Umstrittene Stickstoff-Methode in den USA
Die Stickstoff-Methode wurde am 25. Januar dieses Jahres in den USA zur Hinrichtung des verurteilten Mörders Kenneth Eugene Smith verwendet. Der Verurteilte trug dabei eine Maske, durch die er Stickstoff einatmete. Die Vereinten Nationen verurteilten das Vorgehen, da die US-Behörden Smith als Versuchskaninchen missbraucht hätten und die Aussichten auf einen «schnellen, humanen und schmerzlosen» Tod nicht erreicht wurden. Zeugen der Hinrichtung berichteten, dass Smith minutenlang nach Luft schnappte, sich krümmte und an den Fesseln riss.

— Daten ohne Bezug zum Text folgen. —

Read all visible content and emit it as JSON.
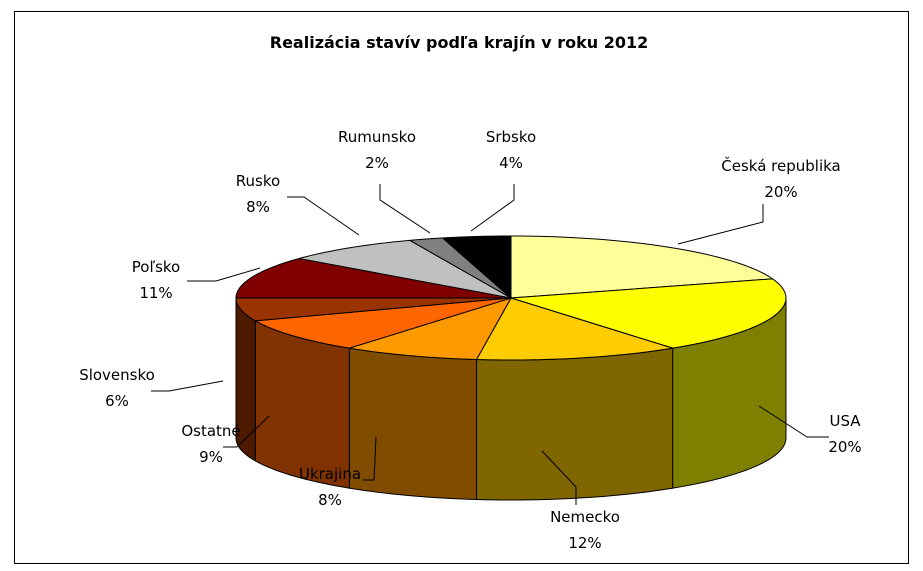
{
  "chart_data": {
    "type": "pie",
    "title": "Realizácia stavív podľa krajín v roku 2012",
    "slices": [
      {
        "label": "Česká republika",
        "value": 20,
        "value_label": "20%",
        "color": "#FFFF99"
      },
      {
        "label": "USA",
        "value": 20,
        "value_label": "20%",
        "color": "#FFFF00"
      },
      {
        "label": "Nemecko",
        "value": 12,
        "value_label": "12%",
        "color": "#FFCC00"
      },
      {
        "label": "Ukrajina",
        "value": 8,
        "value_label": "8%",
        "color": "#FF9900"
      },
      {
        "label": "Ostatné",
        "value": 9,
        "value_label": "9%",
        "color": "#FF6600"
      },
      {
        "label": "Slovensko",
        "value": 6,
        "value_label": "6%",
        "color": "#993300"
      },
      {
        "label": "Poľsko",
        "value": 11,
        "value_label": "11%",
        "color": "#800000"
      },
      {
        "label": "Rusko",
        "value": 8,
        "value_label": "8%",
        "color": "#C0C0C0"
      },
      {
        "label": "Rumunsko",
        "value": 2,
        "value_label": "2%",
        "color": "#808080"
      },
      {
        "label": "Srbsko",
        "value": 4,
        "value_label": "4%",
        "color": "#000000"
      }
    ],
    "legend": "none",
    "style": "3d-pie"
  }
}
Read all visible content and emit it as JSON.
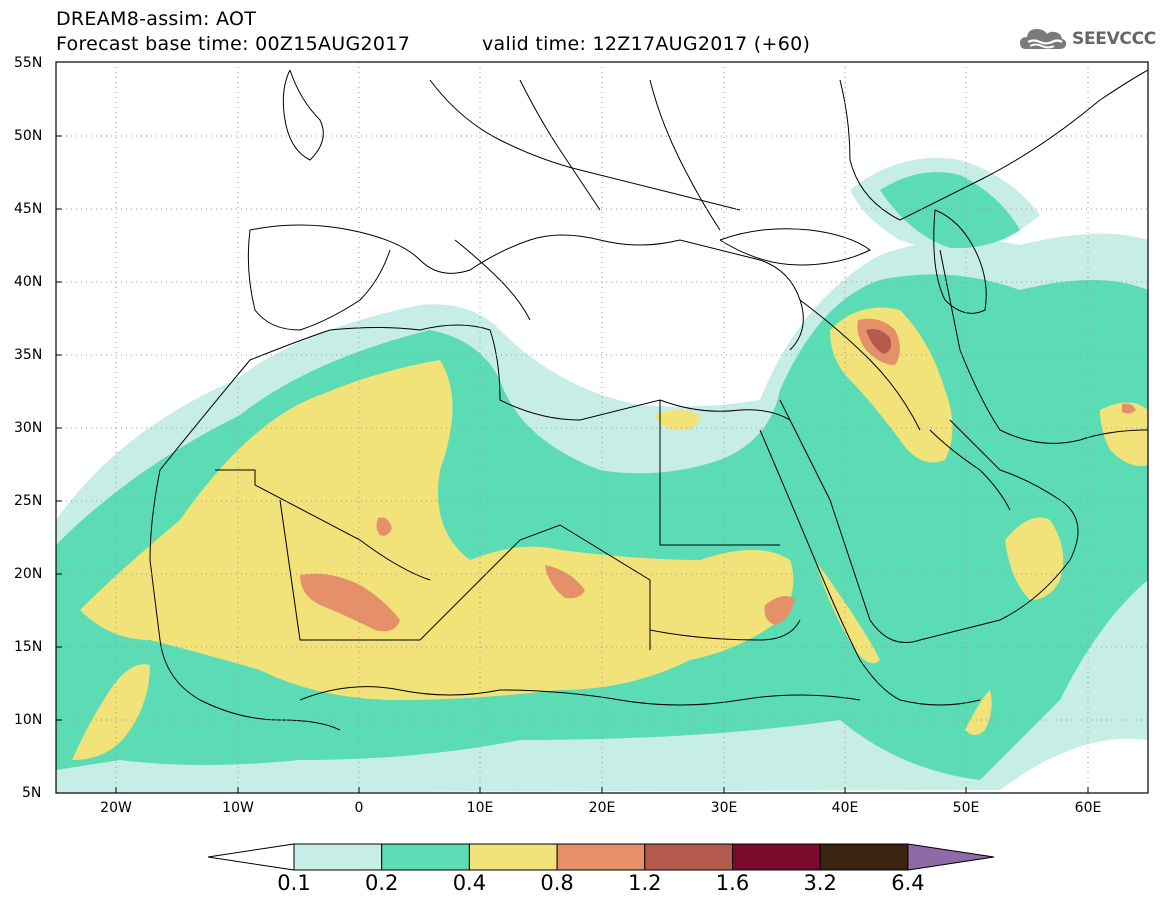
{
  "header": {
    "title_line1": "DREAM8-assim: AOT",
    "title_line2": "Forecast base time: 00Z15AUG2017",
    "valid_time": "valid time: 12Z17AUG2017 (+60)",
    "logo_text": "SEEVCCC"
  },
  "map": {
    "lat_labels": [
      "55N",
      "50N",
      "45N",
      "40N",
      "35N",
      "30N",
      "25N",
      "20N",
      "15N",
      "10N",
      "5N"
    ],
    "lon_labels": [
      "20W",
      "10W",
      "0",
      "10E",
      "20E",
      "30E",
      "40E",
      "50E",
      "60E"
    ],
    "field": "Aerosol optical thickness (AOT)"
  },
  "legend": {
    "levels": [
      "0.1",
      "0.2",
      "0.4",
      "0.8",
      "1.2",
      "1.6",
      "3.2",
      "6.4"
    ],
    "colors": [
      "#ffffff",
      "#c6eee6",
      "#5cdcb4",
      "#f2e27a",
      "#e6906a",
      "#b35a4c",
      "#7a0a2a",
      "#3a2410",
      "#8e6aa6"
    ]
  }
}
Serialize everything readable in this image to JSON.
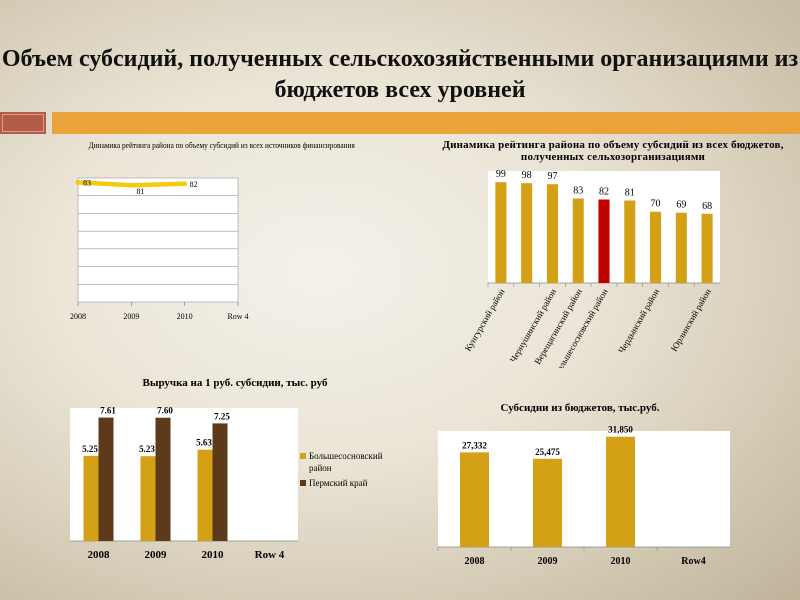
{
  "slide": {
    "title": "Объем субсидий, полученных сельскохозяйственными организациями из бюджетов всех уровней"
  },
  "chart_data": [
    {
      "type": "line",
      "title": "Динамика рейтинга района по объему субсидий из всех источников финансирования",
      "categories": [
        "2008",
        "2009",
        "2010",
        "Row 4"
      ],
      "series": [
        {
          "values": [
            83,
            81,
            82,
            null
          ],
          "labels": [
            "83",
            "81",
            "82",
            ""
          ]
        }
      ],
      "ylim": [
        0,
        86
      ],
      "grid": true,
      "colors": {
        "line": "#f2cb0f"
      }
    },
    {
      "type": "bar",
      "title": "Динамика рейтинга района по объему субсидий из всех бюджетов, полученных сельхозорганизациями",
      "categories": [
        "Кунгурский район",
        "Чернушинский район",
        "Верещагинский район",
        "Большесосновский район",
        "Чердынский район",
        "Юрлинский район",
        "",
        "",
        ""
      ],
      "tick_labels": [
        {
          "text": "Кунгурский район",
          "slot": 0
        },
        {
          "text": "Чернушинский район",
          "slot": 2
        },
        {
          "text": "Верещагинский район",
          "slot": 3
        },
        {
          "text": "Большесосновский район",
          "slot": 4
        },
        {
          "text": "Чердынский район",
          "slot": 6
        },
        {
          "text": "Юрлинский район",
          "slot": 8
        }
      ],
      "values": [
        99,
        98,
        97,
        83,
        82,
        81,
        70,
        69,
        68
      ],
      "labels": [
        "99",
        "98",
        "97",
        "83",
        "82",
        "81",
        "70",
        "69",
        "68"
      ],
      "highlight_index": 4,
      "ylim": [
        0,
        110
      ],
      "colors": {
        "bar": "#d4a016",
        "highlight": "#c00000"
      }
    },
    {
      "type": "bar",
      "title": "Выручка на 1 руб. субсидии, тыс. руб",
      "categories": [
        "2008",
        "2009",
        "2010",
        "Row 4"
      ],
      "series": [
        {
          "name": "Большесосновский район",
          "values": [
            5.25,
            5.23,
            5.63,
            null
          ],
          "labels": [
            "5.25",
            "5.23",
            "5.63",
            ""
          ]
        },
        {
          "name": "Пермский край",
          "values": [
            7.61,
            7.6,
            7.25,
            null
          ],
          "labels": [
            "7.61",
            "7.60",
            "7.25",
            ""
          ]
        }
      ],
      "legend": "right",
      "ylim": [
        0,
        8.2
      ],
      "colors": {
        "s1": "#d4a016",
        "s2": "#5c3a1a"
      }
    },
    {
      "type": "bar",
      "title": "Субсидии из бюджетов, тыс.руб.",
      "categories": [
        "2008",
        "2009",
        "2010",
        "Row4"
      ],
      "values": [
        27332,
        25475,
        31850,
        null
      ],
      "labels": [
        "27,332",
        "25,475",
        "31,850",
        ""
      ],
      "ylim": [
        0,
        33500
      ],
      "colors": {
        "bar": "#d4a016"
      }
    }
  ]
}
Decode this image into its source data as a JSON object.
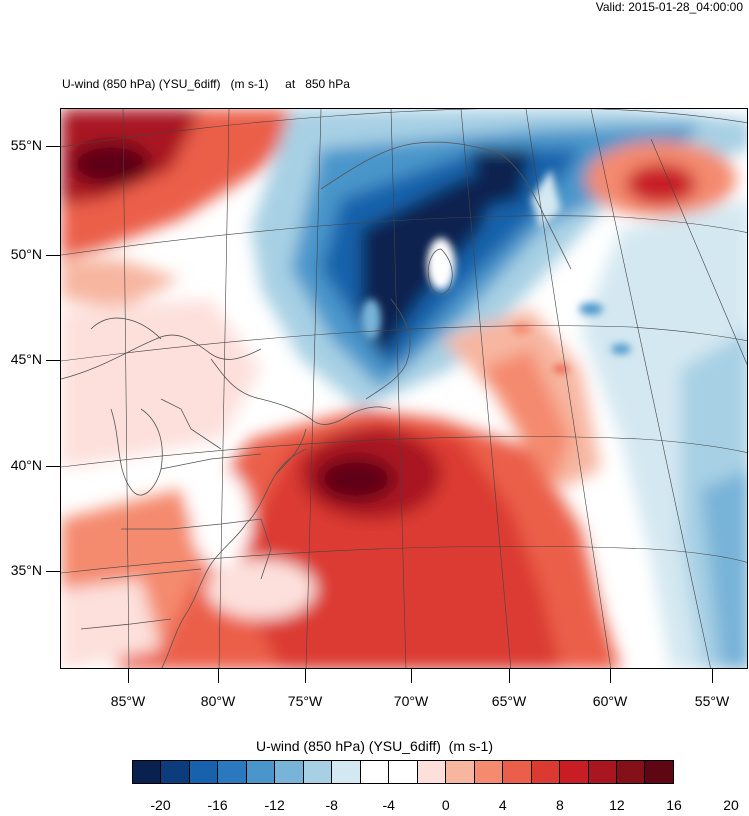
{
  "header": {
    "valid_time": "Valid: 2015-01-28_04:00:00",
    "plot_title": "U-wind (850 hPa) (YSU_6diff)   (m s-1)     at   850 hPa"
  },
  "map": {
    "lat_labels": [
      "55°N",
      "50°N",
      "45°N",
      "40°N",
      "35°N"
    ],
    "lon_labels": [
      "85°W",
      "80°W",
      "75°W",
      "70°W",
      "65°W",
      "60°W",
      "55°W"
    ]
  },
  "colorbar": {
    "title": "U-wind (850 hPa) (YSU_6diff)  (m s-1)",
    "labels": [
      "-20",
      "-16",
      "-12",
      "-8",
      "-4",
      "0",
      "4",
      "8",
      "12",
      "16",
      "20"
    ],
    "colors": [
      "#08214f",
      "#0b3c7c",
      "#1762ab",
      "#2a78bd",
      "#4a96cb",
      "#78b3d8",
      "#a7d0e4",
      "#d4e8f1",
      "#ffffff",
      "#ffffff",
      "#fde0dc",
      "#f7b6a0",
      "#f48a6e",
      "#eb5f4a",
      "#db3a31",
      "#c81d25",
      "#a91620",
      "#84101a",
      "#5e0613"
    ]
  }
}
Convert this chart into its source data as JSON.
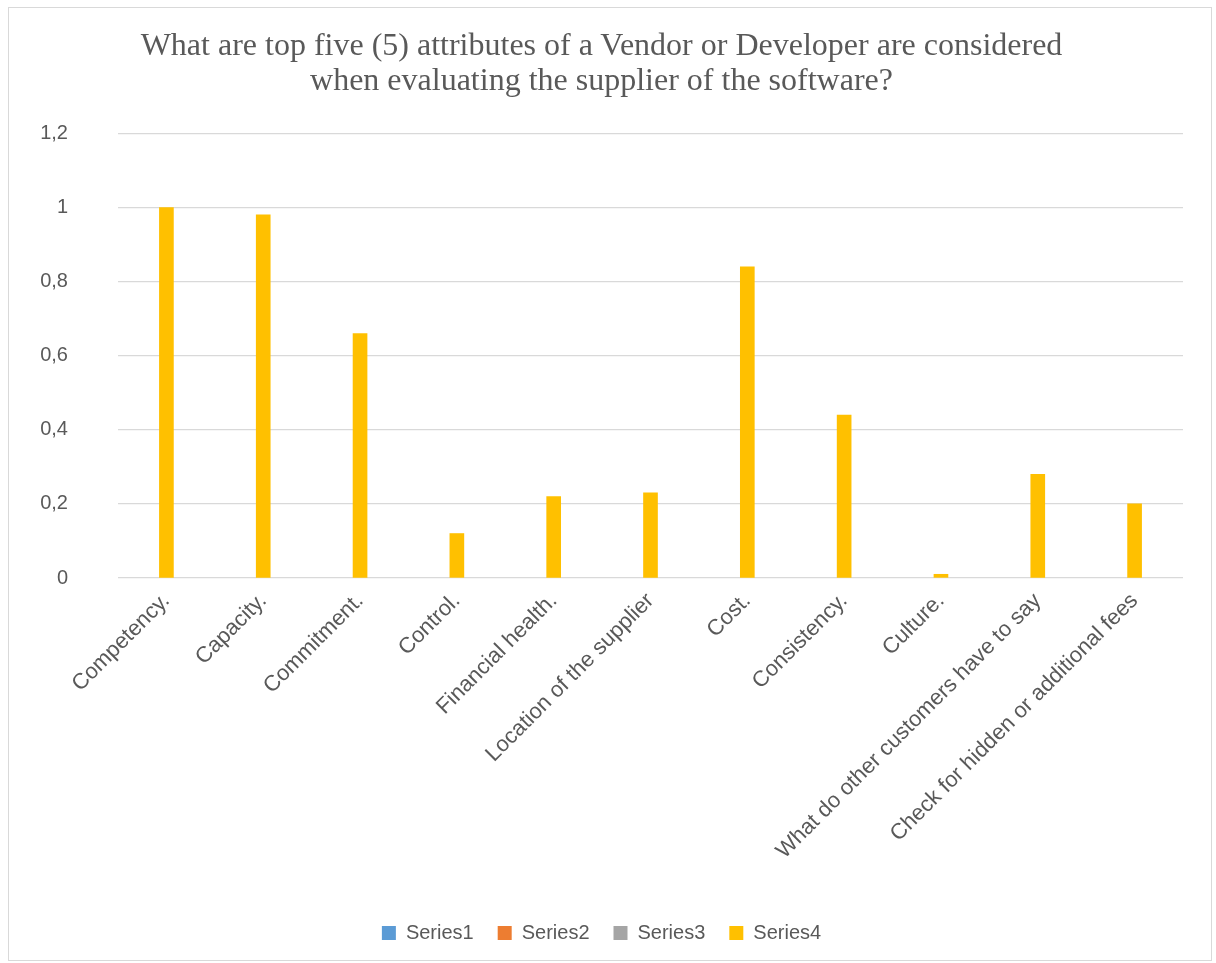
{
  "chart_data": {
    "type": "bar",
    "title": "What are top five (5) attributes of a Vendor or Developer are considered when evaluating the supplier of the software?",
    "categories": [
      "Competency.",
      "Capacity.",
      "Commitment.",
      "Control.",
      "Financial health.",
      "Location of the supplier",
      "Cost.",
      "Consistency.",
      "Culture.",
      "What do other customers have to say",
      "Check for hidden or additional fees"
    ],
    "series": [
      {
        "name": "Series1",
        "color": "#5b9bd5",
        "values": [
          null,
          null,
          null,
          null,
          null,
          null,
          null,
          null,
          null,
          null,
          null
        ]
      },
      {
        "name": "Series2",
        "color": "#ed7d31",
        "values": [
          null,
          null,
          null,
          null,
          null,
          null,
          null,
          null,
          null,
          null,
          null
        ]
      },
      {
        "name": "Series3",
        "color": "#a5a5a5",
        "values": [
          null,
          null,
          null,
          null,
          null,
          null,
          null,
          null,
          null,
          null,
          null
        ]
      },
      {
        "name": "Series4",
        "color": "#ffc000",
        "values": [
          1,
          0.98,
          0.66,
          0.12,
          0.22,
          0.23,
          0.84,
          0.44,
          0.01,
          0.28,
          0.2
        ]
      }
    ],
    "ylim": [
      0,
      1.2
    ],
    "yticks": [
      0,
      {
        "value": 0.2,
        "label": "0,2"
      },
      {
        "value": 0.4,
        "label": "0,4"
      },
      {
        "value": 0.6,
        "label": "0,6"
      },
      {
        "value": 0.8,
        "label": "0,8"
      },
      1,
      {
        "value": 1.2,
        "label": "1,2"
      }
    ],
    "grid": "y",
    "legend": "bottom"
  }
}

Rechtslage zur Verwendung von Sarco
Dass Sarco bald in der Schweiz zum Einsatz kommen soll, ist laut NZZ überraschend. Der Schweizer Partner von Exit International, der Organisation von Nitschke, zog sich aufgrund der unklaren Rechtslage zurück. Ein juristisches Gutachten, das Nitschke in Auftrag gegeben hatte, kam zu dem Schluss, dass die Maschine keine Gesetze verletze, da sie kein Medizinprodukt ist, welches vor der Anwendung geprüft werden muss. Diese Einschätzung teilen jedoch nicht alle Expert*innen.
Kritik und Zertifizierungsfragen
Kerstin Noëlle Vokinger, Professorin für Recht und Medizin an der Universität Zürich, zitiert die NZZ mit der Aussage, dass auch Geräte, die einen «physiologischen oder pathologischen Zustand» verändern, unter das Medizinproduktegesetz fallen könnten, was auch für ein Gerät gilt, das einen Menschen tötet. Sarco müsste vor dem Einsatz von Swissmedic zertifiziert werden. Ohne diese Zertifizierung könnte Nitschke als Hersteller das Risiko einer Haftstrafe eingehen, falls ein Gericht zu ähnlichen Schlüssen wie Vokinger käme.
Die Meinung der Sterbehilfeorganisationen
Die Sterbehilfeorganisation Pegasos, ehemals Schweizer Partnerin von Exit International, und andere Befürworter sehen Sarco grundsätzlich als sinnvolle Erfindung. Die Maschine könnte Personen helfen, die aufgrund ihrer Erkrankung nicht in der Lage sind, das Medikament zu trinken oder bei denen keine Infusion angelegt werden kann, erklärte Pegasos-Präsident Ruedi Habegger gegenüber der NZZ. Habegger betont jedoch, dass viele Patient*innen während des Sterbeprozesses die Nähe von medizinischen Begleitpersonen und Angehörigen spüren möchten, was bei der Suizidkapsel nicht gegeben wäre. Aus diesem Grund bezweifelt Habegger, dass Sarco in der Schweiz oft zum Einsatz kommen wird.